Running multiple model instances on a single GPU performance analysis

Tungdil · April 2, 2024, 8:13am

Hey,
I’m working with this pytorch based tracker. I’m running the test script with “python3 src/test.py” and observing the fps output, which is around 20 FPS for my NVIDIA Jetson AGX Orin board. I also modified the script by adding “torch.cuda.max_memory_allocated(device)” to the end of the script to measure the maximum GPU memory allocated by this program, which seems to be around 0.43 GB for my case.

So I limited the GPU memory usage such that the new limited GPU memory would be just above my measurement of 0.43 GB with “torch.cuda.set_per_process_memory_fraction(fraction, device)”. Running this modified instance with new limit set to around 0.61 GB doesn’t affect the FPS performance as expected.

But creating multiple instances of this modified script by using a shell script affects the FPS performance such that each instances FPS measurements drop drastically.
What is the reason behind this occurrence and what is the correct way of solving it such that each limited instance can run around 20 FPS as well.

The shell script I run to launch multiple instances:
#!/bin/bash

if [ -z “$1” ]; then
echo “Usage: $0 <number_of_instances>”
exit 1
fi

NUM_INSTANCES=$1

echo “Starting $NUM_INSTANCES instances of test.py…”

for i in $(seq 1 $NUM_INSTANCES); do
python3 test.py &
echo “Started instance $i”
done

echo “All instances started. Check the system monitor to observe the effects.”

ptrblck · April 3, 2024, 12:36am

Besides the used memory each CUDA kernel will also use compute resources, which are shared between all applications. This post explains it in more details with a reference to a great GTC talk.

Tungdil · April 3, 2024, 6:00am

@ptrblck
Thanks for the quick response. I’ll check out the discussion you mentioned and will get back to you. From what you wrote, I sense that it is not a possible or a trivial task as I thought, right?

ptrblck · April 3, 2024, 12:43pm

Yes, it might not be possible if your current workload already saturates the compute resources of your GPU. In this case you won’t be able to run any other kernel in parallel as long as the GPU is busy.

Tungdil · April 3, 2024, 1:02pm

@ptrblck
I see, thanks a lot for your responses. At the mean time I implemented a multi-stream, multiprocess architecture that allows me to run different CUDA streams for each process. Then I held some experiments where I launched different number of instances of the tracker I mentioned above. Since this tracker seems to be using a GPU memory of 0.43 GB, I limited it’s usage to 0.61 GB (0.01% of the current 64 GB memory that Jetson AGX Orin has). And the results are like this:

Number of Tracker Instances Launched & Average FPS
1 Instance & 18-19 FPS
5 Instance & 14-15 FPS
10 Instance & 9-10 FPS
15 Instance & 6-7 FPS
20 Instance & 4-5 FPS

Since the FPS performance decrease as the number of instances increase, I believe we can conclude that even a single instance of this tracker saturates the current GPU workload. Now I’m wondering if there is a way to observe this GPU workload numerically and then maybe limit it somehow. What do you think?

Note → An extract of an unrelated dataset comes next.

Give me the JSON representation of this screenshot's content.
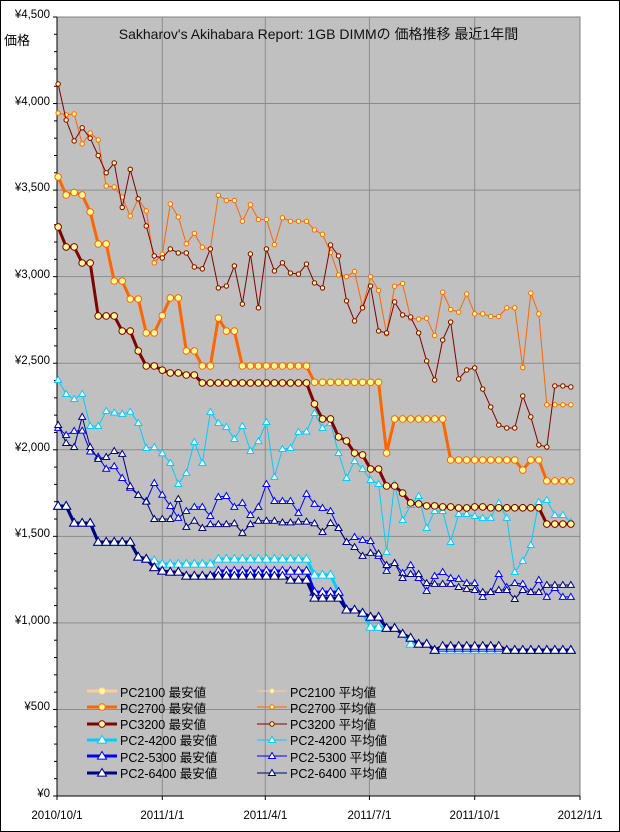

ptrblck · April 3, 2024, 3:52pm

Not necessarily, since you are still seeing some speedup, so a single run might still leave the GPU idle for some time.

You could profile the workload via e.g. Nsight Systems to see how tightly packed the CUDA kernels are.

Tungdil · April 4, 2024, 7:25am

@ptrblck
In order to profile the workload like you described, I used the nsys CLI that comes built-in with Jetpack.

nsys profile --trace=cuda --cudabacktrace memory --cuda-memory-usage true python3 stream-util.py

I set the the options accordingly since I aim to observe GPU workload. And then observing the stats with

nsys stats report3.nsys-rep

yields this result:

Since I’m new to this area I’m not sure if the method I’m applying is correct or how I should interpret this results. Can you help me with that? By the way the script I profiled is running a single instance of the tracker at the moment.

One more thing, initially I also tried setting the --gpu-metrics-device option as well, but I found that Jetson AGX Orin does not support this operation. I used this command to check capabilities.

nsys profile --trace=cuda --cudabacktrace memory --cuda-memory-usage true --gpu-metrics-device help python3 stream-util.py

And it returns:

Possible --gpu-metrics-device values are:
	0: Orin (not supported)
	all: Select all supported GPUs
	none: Disable GPU Metrics [Default]
Some GPUs are not supported. See the user guide: https://docs.nvidia.com/nsight-systems/UserGuide/index.html#gms-introduction

Thanks a lot in advance.

Tungdil · April 19, 2024, 6:42am

@ptrblck Hey again, do you have any new opinions about this case?

ptrblck · April 19, 2024, 3:43pm

The summary view might not be really helpful as it does not show the IDLE times between kernels. You could open this profile in the Nsight Systems UI and check the timeline to see how tightly packed the kernels are.